With a runtime of four-and-a-half hours, the documentary tells of German SS and Gestapo functionary Nikolaus "Klaus" Barbie; the infamous "Butcher of Lyon". It was he of whom was directly responsible for the deaths of thousands during World War II.  

 
However, unlike many Nazi war criminals, Barbie was able to escape from Europe to South America after the war with the help of American counter-intelligence forces. 

 
This was until his arrest in the early 1980s, where he served as an anti-Communist counterinsurgency leader for various governments. The film traces Barbie's life from childhood through his 1987 trial four decades later. 
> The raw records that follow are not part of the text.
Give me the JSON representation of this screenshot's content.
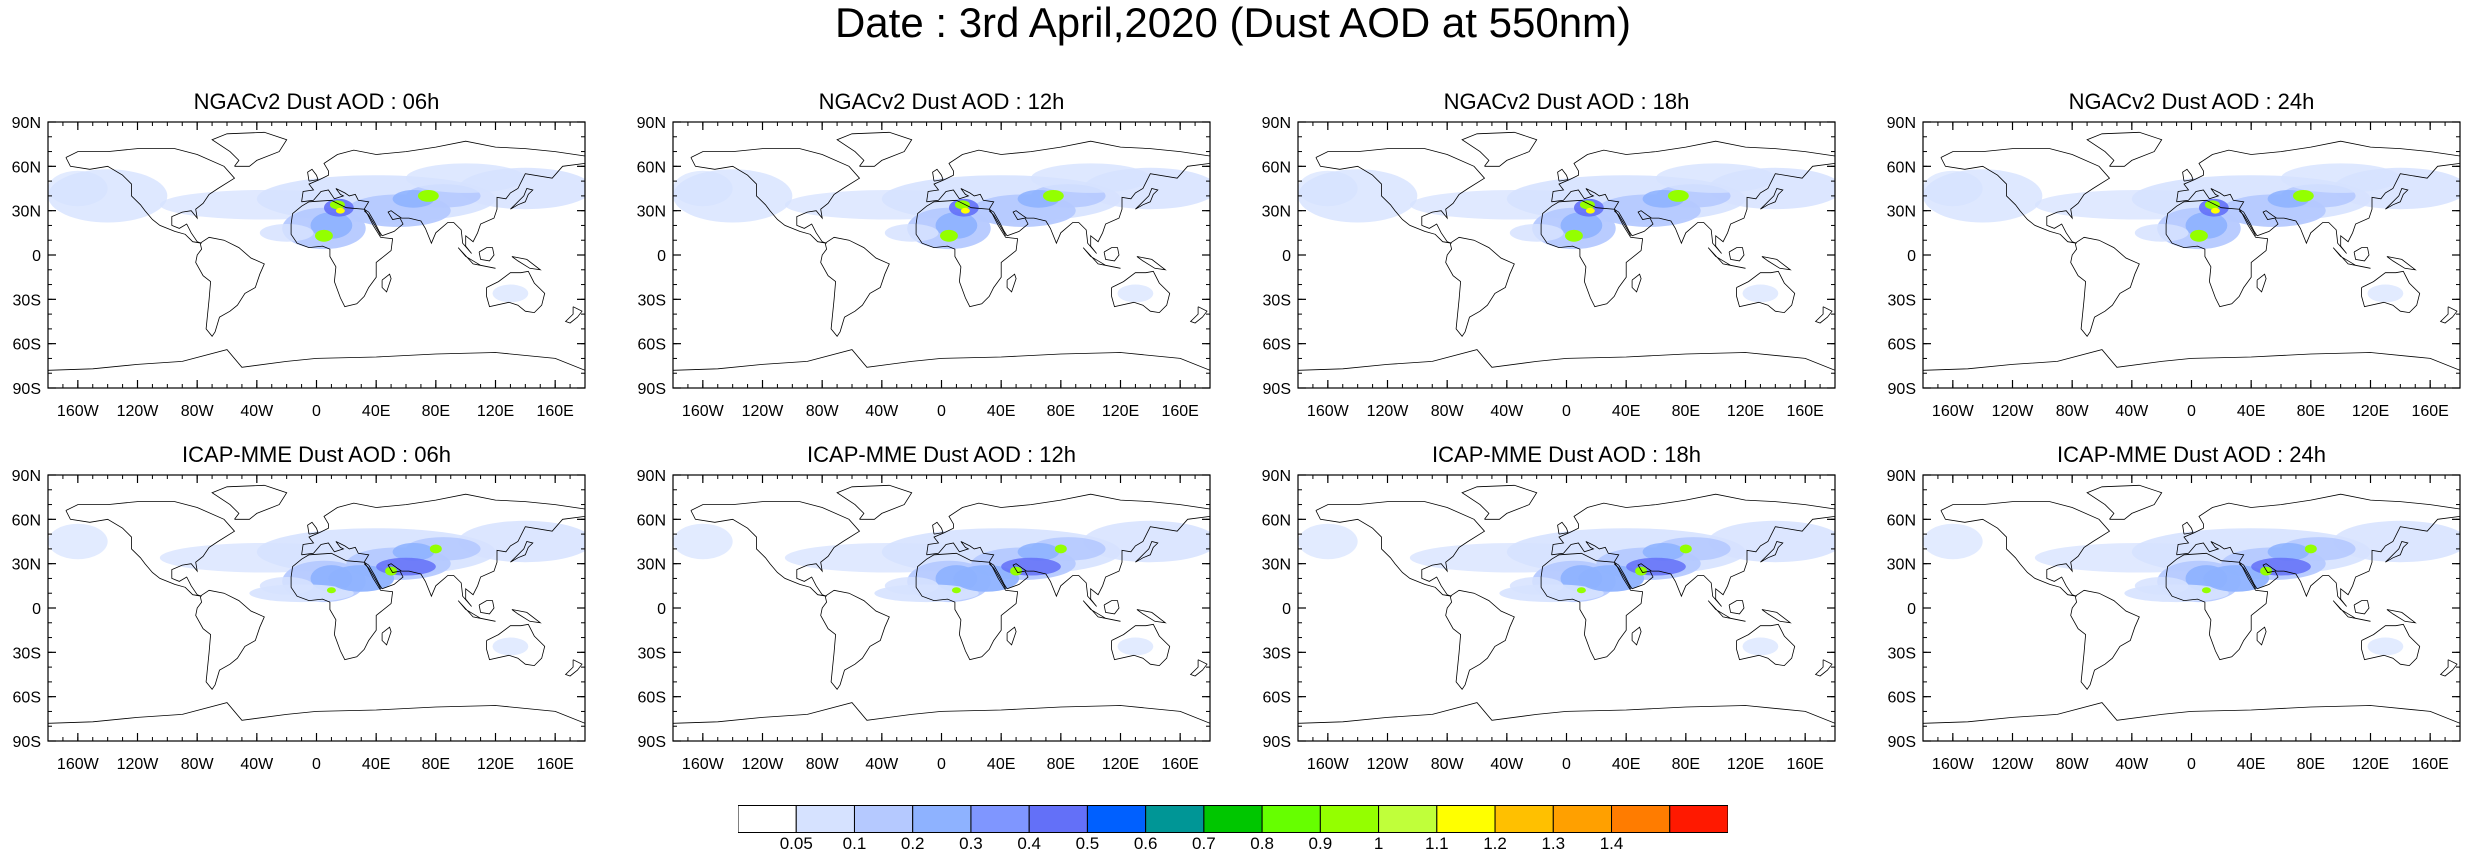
{
  "title": "Date : 3rd April,2020 (Dust AOD at 550nm)",
  "panels": [
    {
      "title": "NGACv2 Dust AOD : 06h",
      "model": "NGACv2"
    },
    {
      "title": "NGACv2 Dust AOD : 12h",
      "model": "NGACv2"
    },
    {
      "title": "NGACv2 Dust AOD : 18h",
      "model": "NGACv2"
    },
    {
      "title": "NGACv2 Dust AOD : 24h",
      "model": "NGACv2"
    },
    {
      "title": "ICAP-MME Dust AOD : 06h",
      "model": "ICAP-MME"
    },
    {
      "title": "ICAP-MME Dust AOD : 12h",
      "model": "ICAP-MME"
    },
    {
      "title": "ICAP-MME Dust AOD : 18h",
      "model": "ICAP-MME"
    },
    {
      "title": "ICAP-MME Dust AOD : 24h",
      "model": "ICAP-MME"
    }
  ],
  "axes": {
    "lat_labels": [
      "90N",
      "60N",
      "30N",
      "0",
      "30S",
      "60S",
      "90S"
    ],
    "lat_values": [
      90,
      60,
      30,
      0,
      -30,
      -60,
      -90
    ],
    "lon_labels": [
      "160W",
      "120W",
      "80W",
      "40W",
      "0",
      "40E",
      "80E",
      "120E",
      "160E"
    ],
    "lon_values": [
      -160,
      -120,
      -80,
      -40,
      0,
      40,
      80,
      120,
      160
    ],
    "lon_range": [
      -180,
      180
    ],
    "lat_range": [
      -90,
      90
    ]
  },
  "colorbar": {
    "labels": [
      "0.05",
      "0.1",
      "0.2",
      "0.3",
      "0.4",
      "0.5",
      "0.6",
      "0.7",
      "0.8",
      "0.9",
      "1",
      "1.1",
      "1.2",
      "1.3",
      "1.4"
    ],
    "colors": [
      "#ffffff",
      "#d6e2ff",
      "#b5c9ff",
      "#8eb2ff",
      "#7f96ff",
      "#6370f8",
      "#0060ff",
      "#009696",
      "#00c600",
      "#66ff00",
      "#94ff00",
      "#c0ff3a",
      "#ffff00",
      "#ffc000",
      "#ffa000",
      "#ff7c00",
      "#ff1900"
    ]
  },
  "plume_colors": {
    "light": "#d6e2ff",
    "medium": "#b5c9ff",
    "blue": "#8eb2ff",
    "deep": "#6370f8",
    "green": "#94ff00",
    "yellow": "#ffff00"
  }
}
All of this is set to music written by Ludwig van Beethoven and Academy Award-winning French composer and conductor Maurice Jarre. 

 
'Hôtel Terminus' premiered at the 41st Cannes Film Festival in May 1988. While there, it won the FIPRESCI Prize. 

 
One year later, it won an Oscar for Best Documentary, Features. This occurred at the 61st Academy Awards in late March 1989.  

 
In the mid-2010s, Ophuls received the Berlinale Camera Award for his life's work. This occurred at the 65th Berlin International Film Festival in February 2015. 

 
During the time in between the event, the first DVD release of 'The Sorrow and the Pity' in France came in November 2011. 

 
Among his credits, Ophûls is also known for directing 'A Sense of Loss' (1972), 'The Memory of Justice' (1976), and 'The Troubles We've Seen' (1994). 

 

'The Sorrow and the Pity' has also had influences on films ranging from 'Reds' (1981) to 'This Is Spinal Tap' (1984), of which have shown evidence of its interview format.  

 
Even 'The Blair Witch Project' (1999) is a kindred spirit of sorts, as are most prominent documentaries made since 1971, including Claude Lanzmann's 'Shoah' (1985) and Ophüls' own 'Hôtel Terminus'.  

 
In fact, it's hard to believe that without the conscience-raising impact of 'The Sorrow and the Pity', the notorious Nazi war criminal Barbie would have been brought to justice. 

 
Ophüls, unlike his father, prefers not to use the German umlaut in his name. Ophüls Sr. removed the umlaut when he took French citizenship, and Marcel has adopted the same spelling. 

 

Like his father, Ophüls explores the nature of oppression and prejudice in his work. Rather than making fiction films, Marcel has concentrated on using the medium to document historical events and to disrupt people's complacency. 

 
He has continued his father's legacy of films centering on oppression and prejudice, as he is also recognized for his lengthy but hard-hitting documentaries. 

 
Although he enjoyed making entertaining films, Ophüls eventually became identified as a documentarian, using a characteristically sober interview style to resolve disparate experiences into a persuasive argument. 

 

Ophüls has been active from 1950–present.